The indirect MRI indices for the diagnosis of acute pancreatitis without pancreatic carcinoma include peripancreatic and retroperitoneal fluid collection, peripancreatic and retroperitoneal fat changes and peritoneal and fascial abnormalities such as an incrassated anterior renal fascia [21-23]. In addition to the above-mentioned indices, in this study, we also found that patients with acute pancreatitis combined with pancreatic carcinoma had dilatation of the pancreatic duct, limited interruption of the MPD, and a dilated CBD. Larena and Patel et al reported that the main pancreatic duct is rarely dilated in acute pancreatitis [24,25]. Our results suggest that when the pancreatic duct and/or CBD are dilated in cases of acute pancreatitis, an associated pancreatic carcinoma could exist.

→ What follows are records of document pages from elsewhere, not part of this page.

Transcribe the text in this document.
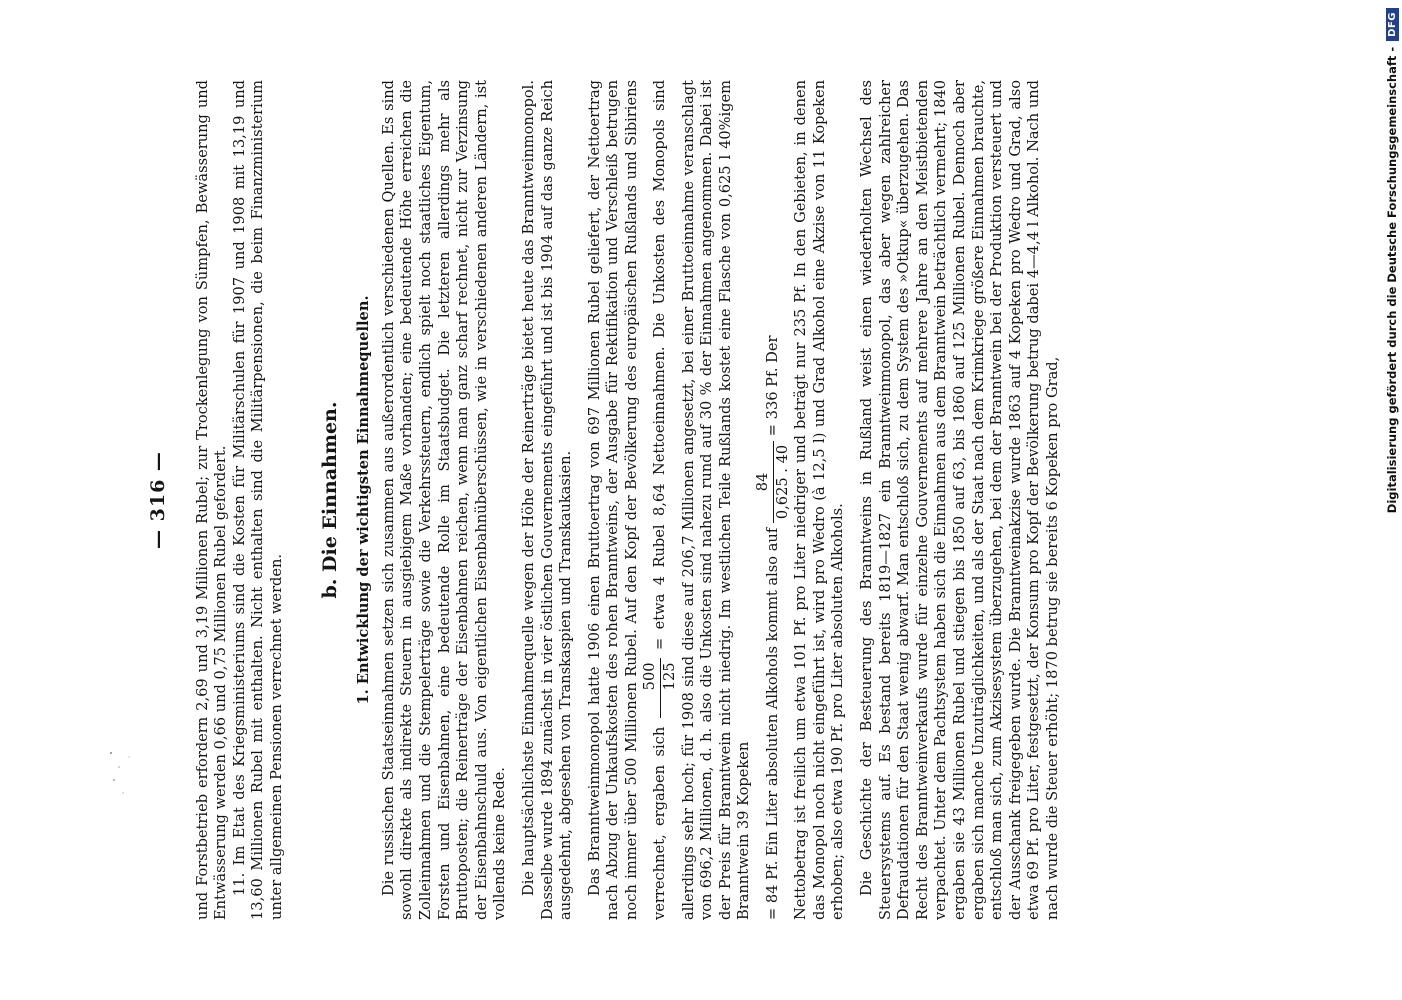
— 316 — und Forstbetrieb erfordern 2,69 und 3,19 Millionen Rubel; zur Trockenlegung von Sümpfen, Bewässerung und Entwässerung werden 0,66 und 0,75 Millionen Rubel gefordert. 11. Im Etat des Kriegsministeriums sind die Kosten für Militärschulen für 1907 und 1908 mit 13,19 und 13,60 Millionen Rubel mit enthalten. Nicht enthalten sind die Militärpensionen, die beim Finanzministerium unter allgemeinen Pensionen verrechnet werden.

b. Die Einnahmen. 1. Entwicklung der wichtigsten Einnahmequellen. Die russischen Staatseinnahmen setzen sich zusammen aus außerordentlich verschiedenen Quellen. Es sind sowohl direkte als indirekte Steuern in ausgiebigem Maße vorhanden; eine bedeutende Höhe erreichen die Zolleinnahmen und die Stempelerträge sowie die Verkehrssteuern, endlich spielt noch staatliches Eigentum, Forsten und Eisenbahnen, eine bedeutende Rolle im Staatsbudget. Die letzteren allerdings mehr als Bruttoposten; die Reinerträge der Eisenbahnen reichen, wenn man ganz scharf rechnet, nicht zur Verzinsung der Eisenbahnschuld aus. Von eigentlichen Eisenbahnüberschüssen, wie in verschiedenen anderen Ländern, ist vollends keine Rede. Die hauptsächlichste Einnahmequelle wegen der Höhe der Reinerträge bietet heute das Branntweinmonopol. Dasselbe wurde 1894 zunächst in vier östlichen Gouvernements eingeführt und ist bis 1904 auf das ganze Reich ausgedehnt, abgesehen von Transkaspien und Transkaukasien. Das Branntweinmonopol hatte 1906 einen Bruttoertrag von 697 Millionen Rubel geliefert, der Nettoertrag nach Abzug der Unkaufskosten des rohen Branntweins, der Ausgabe für Rektifikation und Verschleiß betrugen noch immer über 500 Millionen Rubel. Auf den Kopf der Bevölkerung des europäischen Rußlands und Sibiriens verrechnet, ergaben sich
500 125
= etwa 4 Rubel 8,64 Nettoeinnahmen. Die Unkosten des Monopols sind allerdings sehr hoch; für 1908 sind diese auf 206,7 Millionen angesetzt, bei einer Bruttoeinnahme veranschlagt von 696,2 Millionen, d. h. also die Unkosten sind nahezu rund auf 30 % der Einnahmen angenommen. Dabei ist der Preis für Branntwein nicht niedrig. Im westlichen Teile Rußlands kostet eine Flasche von 0,625 l 40%igem Branntwein 39 Kopeken = 84 Pf. Ein Liter absoluten Alkohols kommt also auf
84 0,625 . 40
= 336 Pf. Der Nettobetrag ist freilich um etwa 101 Pf. pro Liter niedriger und beträgt nur 235 Pf. In den Gebieten, in denen das Monopol noch nicht eingeführt ist, wird pro Wedro (à 12,5 l) und Grad Alkohol eine Akzise von 11 Kopeken erhoben; also etwa 190 Pf. pro Liter absoluten Alkohols. Die Geschichte der Besteuerung des Branntweins in Rußland weist einen wiederholten Wechsel des Steuersystems auf. Es bestand bereits 1819—1827 ein Branntweinmonopol, das aber wegen zahlreicher Defraudationen für den Staat wenig abwarf. Man entschloß sich, zu dem System des »Otkup« überzugehen. Das Recht des Branntweinverkaufs wurde für einzelne Gouvernements auf mehrere Jahre an den Meistbietenden verpachtet. Unter dem Pachtsystem haben sich die Einnahmen aus dem Branntwein beträchtlich vermehrt; 1840 ergaben sie 43 Millionen Rubel und stiegen bis 1850 auf 63, bis 1860 auf 125 Millionen Rubel. Dennoch aber ergaben sich manche Unzuträglichkeiten, und als der Staat nach dem Krimkriege größere Einnahmen brauchte, entschloß man sich, zum Akzisesystem überzugehen, bei dem der Branntwein bei der Produktion versteuert und der Ausschank freigegeben wurde. Die Branntweinakzise wurde 1863 auf 4 Kopeken pro Wedro und Grad, also etwa 69 Pf. pro Liter, festgesetzt, der Konsum pro Kopf der Bevölkerung betrug dabei 4—4,4 l Alkohol. Nach und nach wurde die Steuer erhöht; 1870 betrug sie bereits 6 Kopeken pro Grad,

Digitalisierung gefördert durch die Deutsche Forschungsgemeinschaft -
DFG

There is a very close and complex relationship between liver and pancreas. The liver function of the most of patients with pancreatic carcinoma and acute pancreatitis was abnormal. In acute pancreatitis, apoptosis of the pancreatic acinar cells releases trypsin, further promoting the release of a large number of inflammatory cytokines that cause liver injury [26]. The prevalence and degree of liver injury is related to the severity of acute pancreatitis [27]. However, in our study, most of the patients had mild acute pancreatitis, but their ALT, AST or ALP levels indicated serious liver damage. The reason for this finding could be the dual effects of a pancreatic mass blocking the biliary tract and pancreatitis factors. Our results indicated that pancreatic carcinoma could be detected when patients with acute pancreatitis had severely damaged livers.

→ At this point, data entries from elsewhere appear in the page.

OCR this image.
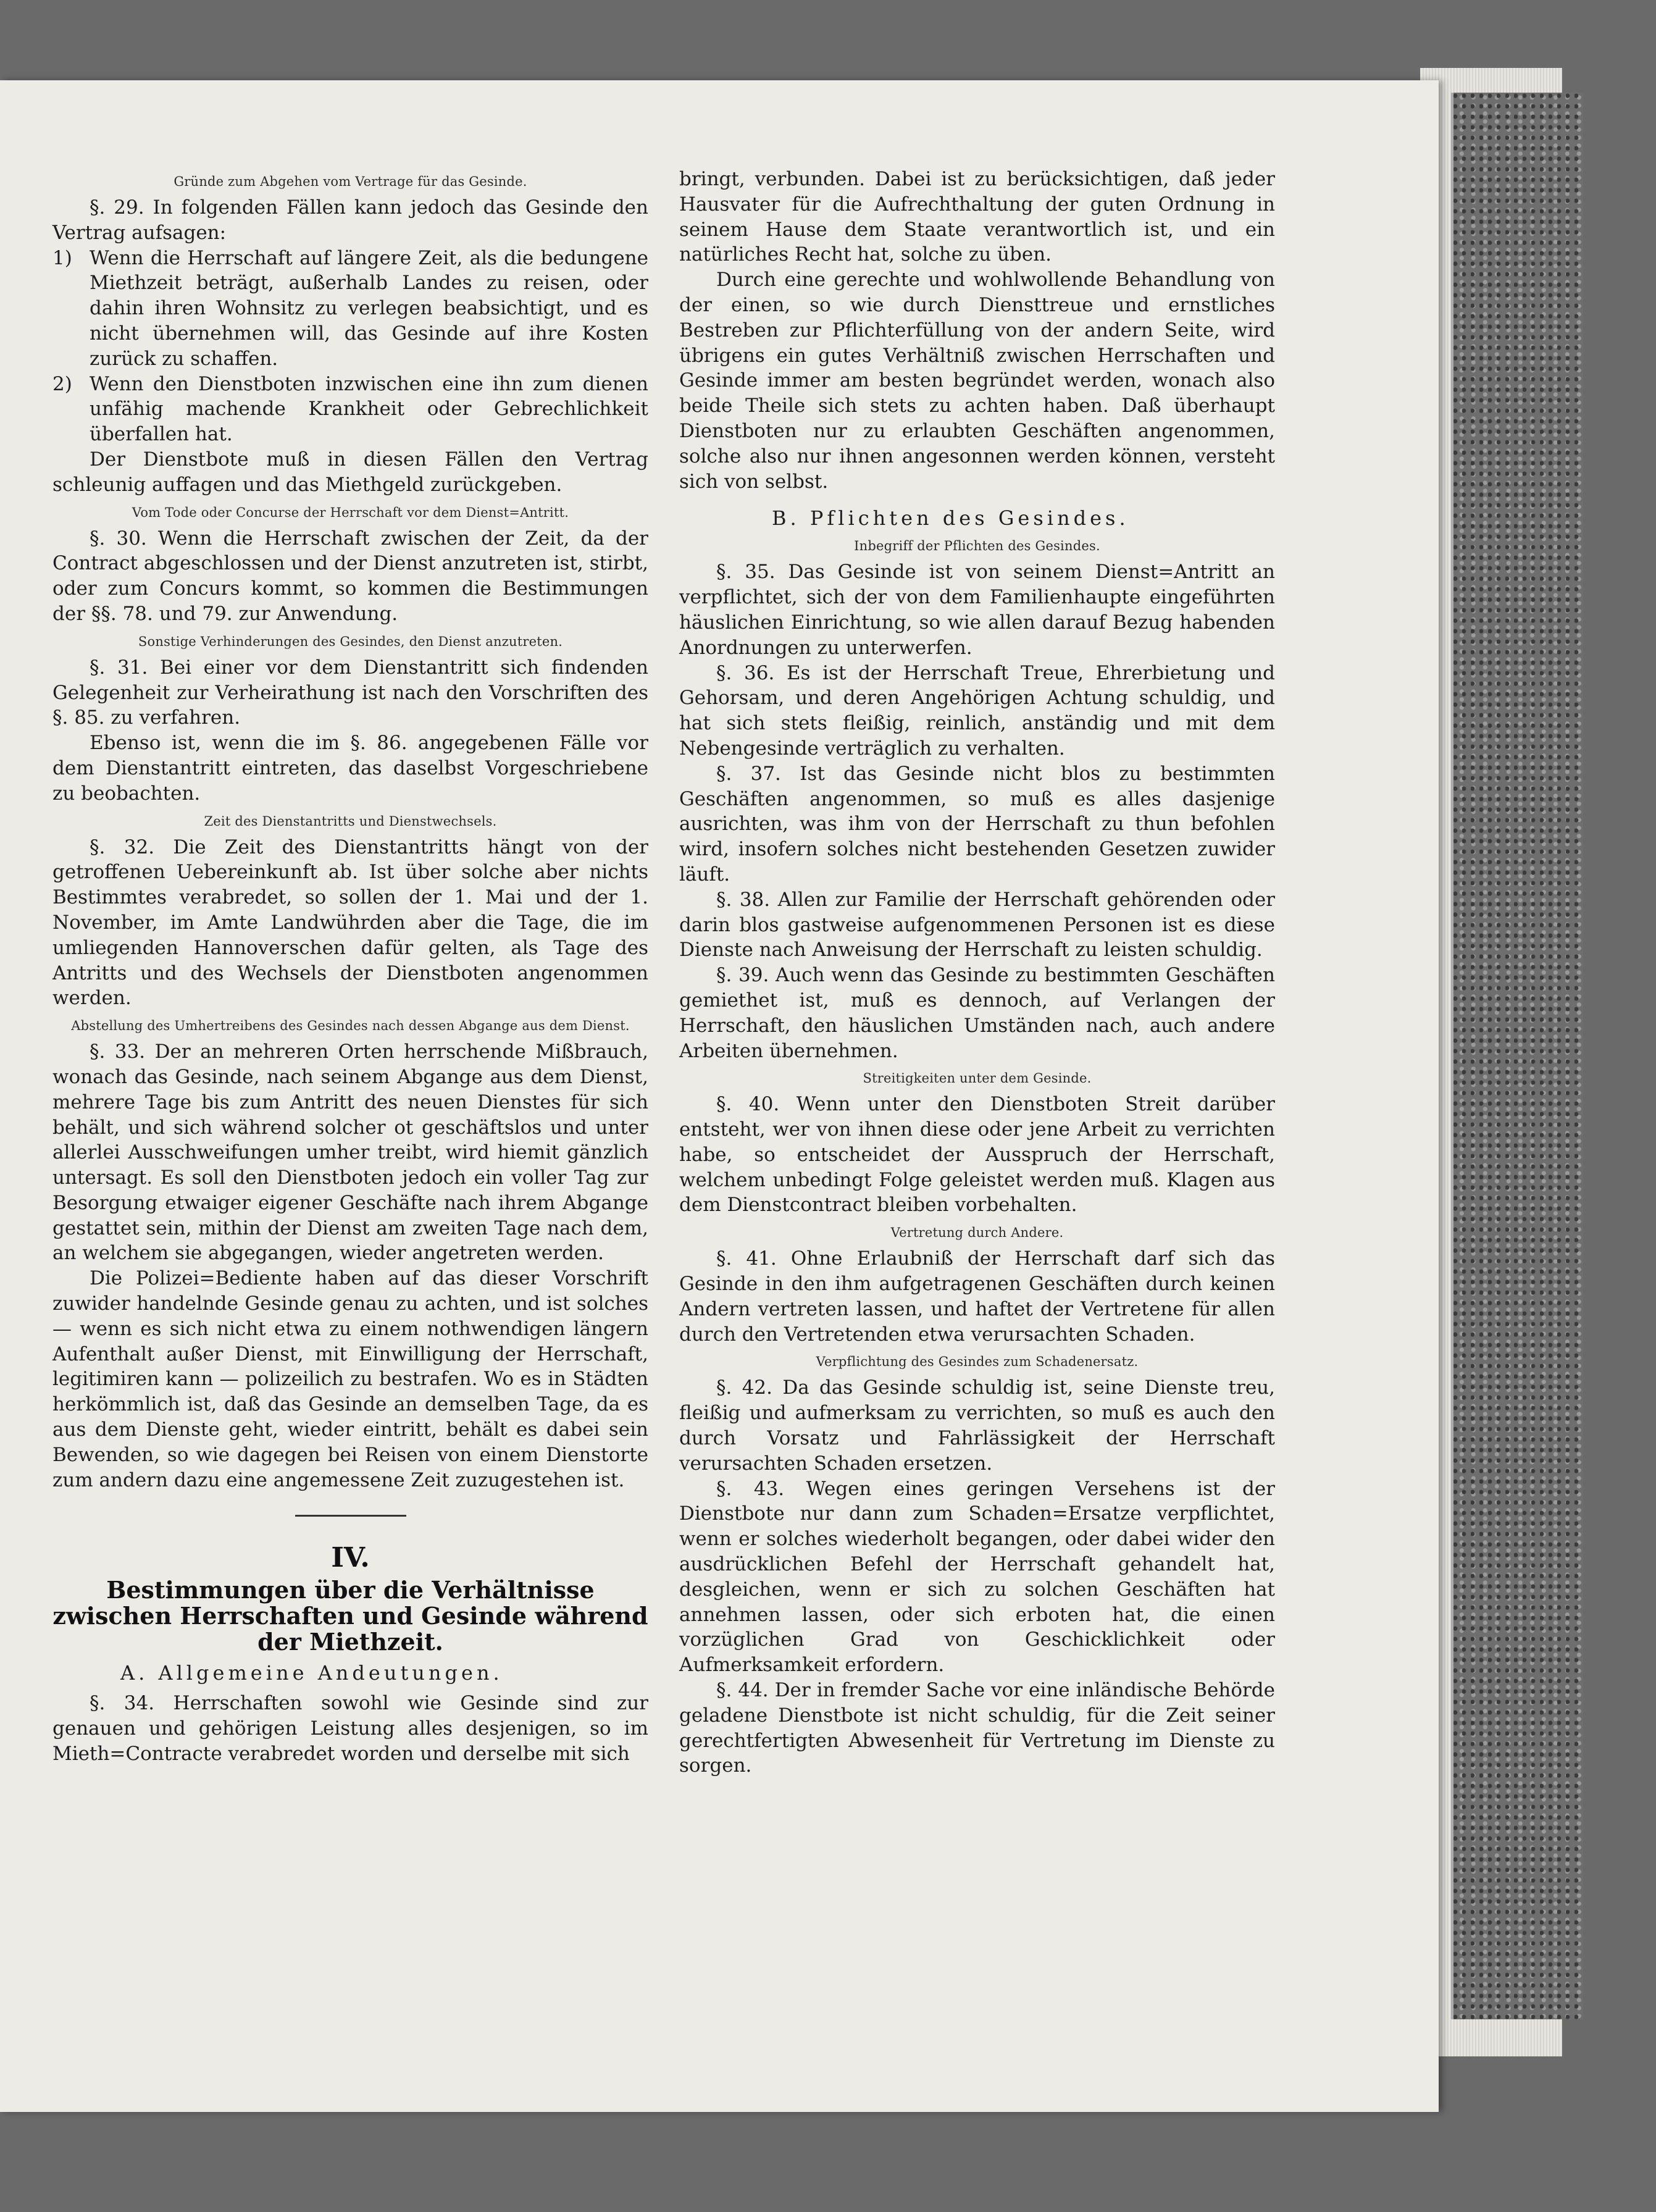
Gründe zum Abgehen vom Vertrage für das Gesinde.

§. 29. In folgenden Fällen kann jedoch das Gesinde den Vertrag aufsagen:

1) Wenn die Herrschaft auf längere Zeit, als die bedungene Miethzeit beträgt, außerhalb Landes zu reisen, oder dahin ihren Wohnsitz zu verlegen beabsichtigt, und es nicht übernehmen will, das Gesinde auf ihre Kosten zurück zu schaffen.

2) Wenn den Dienstboten inzwischen eine ihn zum dienen unfähig machende Krankheit oder Gebrechlichkeit überfallen hat.

Der Dienstbote muß in diesen Fällen den Vertrag schleunig auffagen und das Miethgeld zurückgeben.

Vom Tode oder Concurse der Herrschaft vor dem Dienst=Antritt.

§. 30. Wenn die Herrschaft zwischen der Zeit, da der Contract abgeschlossen und der Dienst anzutreten ist, stirbt, oder zum Concurs kommt, so kommen die Bestimmungen der §§. 78. und 79. zur Anwendung.

Sonstige Verhinderungen des Gesindes, den Dienst anzutreten.

§. 31. Bei einer vor dem Dienstantritt sich findenden Gelegenheit zur Verheirathung ist nach den Vorschriften des §. 85. zu verfahren.

Ebenso ist, wenn die im §. 86. angegebenen Fälle vor dem Dienstantritt eintreten, das daselbst Vorgeschriebene zu beobachten.

Zeit des Dienstantritts und Dienstwechsels.

§. 32. Die Zeit des Dienstantritts hängt von der getroffenen Uebereinkunft ab. Ist über solche aber nichts Bestimmtes verabredet, so sollen der 1. Mai und der 1. November, im Amte Landwührden aber die Tage, die im umliegenden Hannoverschen dafür gelten, als Tage des Antritts und des Wechsels der Dienstboten angenommen werden.

Abstellung des Umhertreibens des Gesindes nach dessen Abgange aus dem Dienst.

§. 33. Der an mehreren Orten herrschende Mißbrauch, wonach das Gesinde, nach seinem Abgange aus dem Dienst, mehrere Tage bis zum Antritt des neuen Dienstes für sich behält, und sich während solcher ot geschäftslos und unter allerlei Ausschweifungen umher treibt, wird hiemit gänzlich untersagt. Es soll den Dienstboten jedoch ein voller Tag zur Besorgung etwaiger eigener Geschäfte nach ihrem Abgange gestattet sein, mithin der Dienst am zweiten Tage nach dem, an welchem sie abgegangen, wieder angetreten werden.

Die Polizei=Bediente haben auf das dieser Vorschrift zuwider handelnde Gesinde genau zu achten, und ist solches — wenn es sich nicht etwa zu einem nothwendigen längern Aufenthalt außer Dienst, mit Einwilligung der Herrschaft, legitimiren kann — polizeilich zu bestrafen. Wo es in Städten herkömmlich ist, daß das Gesinde an demselben Tage, da es aus dem Dienste geht, wieder eintritt, behält es dabei sein Bewenden, so wie dagegen bei Reisen von einem Dienstorte zum andern dazu eine angemessene Zeit zuzugestehen ist.

IV.
Bestimmungen über die Verhältnisse zwischen Herrschaften und Gesinde während der Miethzeit.
A. Allgemeine Andeutungen.

§. 34. Herrschaften sowohl wie Gesinde sind zur genauen und gehörigen Leistung alles desjenigen, so im Mieth=Contracte verabredet worden und derselbe mit sich

bringt, verbunden. Dabei ist zu berücksichtigen, daß jeder Hausvater für die Aufrechthaltung der guten Ordnung in seinem Hause dem Staate verantwortlich ist, und ein natürliches Recht hat, solche zu üben.

Durch eine gerechte und wohlwollende Behandlung von der einen, so wie durch Diensttreue und ernstliches Bestreben zur Pflichterfüllung von der andern Seite, wird übrigens ein gutes Verhältniß zwischen Herrschaften und Gesinde immer am besten begründet werden, wonach also beide Theile sich stets zu achten haben. Daß überhaupt Dienstboten nur zu erlaubten Geschäften angenommen, solche also nur ihnen angesonnen werden können, versteht sich von selbst.

B. Pflichten des Gesindes.
Inbegriff der Pflichten des Gesindes.

§. 35. Das Gesinde ist von seinem Dienst=Antritt an verpflichtet, sich der von dem Familienhaupte eingeführten häuslichen Einrichtung, so wie allen darauf Bezug habenden Anordnungen zu unterwerfen.

§. 36. Es ist der Herrschaft Treue, Ehrerbietung und Gehorsam, und deren Angehörigen Achtung schuldig, und hat sich stets fleißig, reinlich, anständig und mit dem Nebengesinde verträglich zu verhalten.

§. 37. Ist das Gesinde nicht blos zu bestimmten Geschäften angenommen, so muß es alles dasjenige ausrichten, was ihm von der Herrschaft zu thun befohlen wird, insofern solches nicht bestehenden Gesetzen zuwider läuft.

§. 38. Allen zur Familie der Herrschaft gehörenden oder darin blos gastweise aufgenommenen Personen ist es diese Dienste nach Anweisung der Herrschaft zu leisten schuldig.

§. 39. Auch wenn das Gesinde zu bestimmten Geschäften gemiethet ist, muß es dennoch, auf Verlangen der Herrschaft, den häuslichen Umständen nach, auch andere Arbeiten übernehmen.

Streitigkeiten unter dem Gesinde.

§. 40. Wenn unter den Dienstboten Streit darüber entsteht, wer von ihnen diese oder jene Arbeit zu verrichten habe, so entscheidet der Ausspruch der Herrschaft, welchem unbedingt Folge geleistet werden muß. Klagen aus dem Dienstcontract bleiben vorbehalten.

Vertretung durch Andere.

§. 41. Ohne Erlaubniß der Herrschaft darf sich das Gesinde in den ihm aufgetragenen Geschäften durch keinen Andern vertreten lassen, und haftet der Vertretene für allen durch den Vertretenden etwa verursachten Schaden.

Verpflichtung des Gesindes zum Schadenersatz.

§. 42. Da das Gesinde schuldig ist, seine Dienste treu, fleißig und aufmerksam zu verrichten, so muß es auch den durch Vorsatz und Fahrlässigkeit der Herrschaft verursachten Schaden ersetzen.

§. 43. Wegen eines geringen Versehens ist der Dienstbote nur dann zum Schaden=Ersatze verpflichtet, wenn er solches wiederholt begangen, oder dabei wider den ausdrücklichen Befehl der Herrschaft gehandelt hat, desgleichen, wenn er sich zu solchen Geschäften hat annehmen lassen, oder sich erboten hat, die einen vorzüglichen Grad von Geschicklichkeit oder Aufmerksamkeit erfordern.

§. 44. Der in fremder Sache vor eine inländische Behörde geladene Dienstbote ist nicht schuldig, für die Zeit seiner gerechtfertigten Abwesenheit für Vertretung im Dienste zu sorgen.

The CA19-9 serum level in patients with pancreatic cancer is generally considered a clinical diagnostic marker of the tumor. Hámori [28] reported that the sensitivity of CA19-9-based detection of pancreatic carcinoma is between 69% and 93%. In this study, we found that the sensitivity of CA19-9 assay for detecting pancreatic carcinoma combined with acute pancreatitis is 58.33%. We speculate that CA19-9 may also be a marker of pancreatic carcinoma when acute pancreatitis is the first symptom of pancreatic carcinoma.
The limitation in this study is our relatively small sample size. Therefore, further studies involving a larger number of patients are needed to confirm whether the patients with acute pancreatitis had pancreatic carcinoma when dilation of the pancreatic duct and/or CBD occurred and/or ALT, AST or ALP and CA19-9 levels are increased.
In conclusion, acute pancreatitis in patients with pancreatic carcinoma is relatively rare. Acute pancreatitis may indicate the existence of pancreatic carcinoma. MRI is a reliable noninvasive screening examination that is able to detect pancreatic carcinoma associated with pancreatitis in the majority of patients. Pancreatic carcinoma could be diagnosed when a pancreatic mass and a dilated pancreatic duct and/or CBD are observed by MRI. Increased levels of ALT, AST or ALP and CA19-9 may aid the diagnosis of pancreatic carcinoma in cases of acute pancreatitis.